Als Tochter von Yesatan von Eslamsgrund, dessen frevelhaftes Streben die Stützen des feudalen Mittelreichs zu zerstören mit Kerkerhaft auf den Zyklopeninseln bestraft wurde, sowie als Schwester von Narbosios von Eslamsgrund, dessen Verschwörung gegen das Leben der Kaiserin, nachdem er sich bereits als Unterstützer des Usurpators Answin von Rabenmund gegen die Kaiserkrone aufgelehnt hatte, mit der Verbannung nach Jilaskan bestraft wurde, wird es Euch sicherlich interessieren, dass sich in unserem Besitz brisante Dokumente, insbesondere Verhörprotokolle Eures Bruders Narbosius, befinden, welche eine viel tiefere Verstrickung Eurer Familie in die Verschwörung wider die Kaiserin nahelegen. Insbesondere werdet Ihr namentlich beschuldigt, hinter einer Fassade von gespielter Reichstreue den Umsturz der Kaiserfamilie fortzutreiben.

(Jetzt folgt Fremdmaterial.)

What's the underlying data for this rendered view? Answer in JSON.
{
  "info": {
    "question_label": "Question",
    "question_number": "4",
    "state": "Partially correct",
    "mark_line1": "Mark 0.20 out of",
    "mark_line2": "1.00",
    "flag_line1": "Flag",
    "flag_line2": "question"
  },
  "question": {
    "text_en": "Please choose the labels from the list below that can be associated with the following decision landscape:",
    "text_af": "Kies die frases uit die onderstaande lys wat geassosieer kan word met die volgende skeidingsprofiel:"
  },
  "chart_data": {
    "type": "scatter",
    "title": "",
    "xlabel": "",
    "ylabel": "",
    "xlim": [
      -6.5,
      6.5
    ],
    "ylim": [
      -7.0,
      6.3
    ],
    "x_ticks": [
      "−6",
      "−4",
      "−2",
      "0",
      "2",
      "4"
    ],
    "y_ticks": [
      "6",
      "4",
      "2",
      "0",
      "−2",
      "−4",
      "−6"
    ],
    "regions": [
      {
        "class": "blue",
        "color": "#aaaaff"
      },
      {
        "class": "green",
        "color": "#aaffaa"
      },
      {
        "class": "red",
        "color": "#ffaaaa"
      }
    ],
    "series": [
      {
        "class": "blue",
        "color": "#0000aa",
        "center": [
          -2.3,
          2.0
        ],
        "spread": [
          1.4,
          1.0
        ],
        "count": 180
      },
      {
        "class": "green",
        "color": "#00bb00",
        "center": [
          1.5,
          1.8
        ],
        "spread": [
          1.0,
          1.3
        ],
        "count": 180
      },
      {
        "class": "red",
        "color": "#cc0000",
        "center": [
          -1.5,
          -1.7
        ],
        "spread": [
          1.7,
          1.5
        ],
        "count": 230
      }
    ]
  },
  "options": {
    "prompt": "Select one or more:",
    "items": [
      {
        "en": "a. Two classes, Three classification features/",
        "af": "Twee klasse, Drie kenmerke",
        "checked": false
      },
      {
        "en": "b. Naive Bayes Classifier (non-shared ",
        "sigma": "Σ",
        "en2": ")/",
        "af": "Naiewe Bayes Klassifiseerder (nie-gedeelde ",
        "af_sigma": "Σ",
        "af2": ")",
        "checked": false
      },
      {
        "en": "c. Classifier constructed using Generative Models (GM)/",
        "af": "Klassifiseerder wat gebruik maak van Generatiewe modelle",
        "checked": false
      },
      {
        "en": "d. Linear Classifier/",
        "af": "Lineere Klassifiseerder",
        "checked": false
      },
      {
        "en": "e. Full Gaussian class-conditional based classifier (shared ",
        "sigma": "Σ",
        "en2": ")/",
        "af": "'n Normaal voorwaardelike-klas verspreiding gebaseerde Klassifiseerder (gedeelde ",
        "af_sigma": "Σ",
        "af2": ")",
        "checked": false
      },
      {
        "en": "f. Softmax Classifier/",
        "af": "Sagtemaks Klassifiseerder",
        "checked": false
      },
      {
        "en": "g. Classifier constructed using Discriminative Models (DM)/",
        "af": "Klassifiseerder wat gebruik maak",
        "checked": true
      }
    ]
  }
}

Wir wollen nicht, dass diese Dokumente ein schlechtes Licht auf Eure Bemühungen als Gastgeberin des Großen Kabinetts werfen, und sind daher bereit, natürlich gegen ein entsprechendes Entgegenkommen von Eurer Seite, die belastenden Dokumente in Euren Besitz zu übergeben. Unser Mittelsmann wird Euch am Eröffnungstag des Großen Kabinetts unter vier Augen die Bedingungen für den reibungslosen Ablauf unseres Geschäfts mitteilen. Solltet Ihr wider Erwarten versuchen irgendwelche Schritte zu unternehmen, die uns schaden könnten, werden wir keinen Augenblick zögern, das für Euch und das gesamte Haus Eslamsgrund vernichtende Beweismaterial an das Licht der praiosgefälligen Öffentlichkeit zu ziehen und Eure Stellung als Burggräfin zu vernichten.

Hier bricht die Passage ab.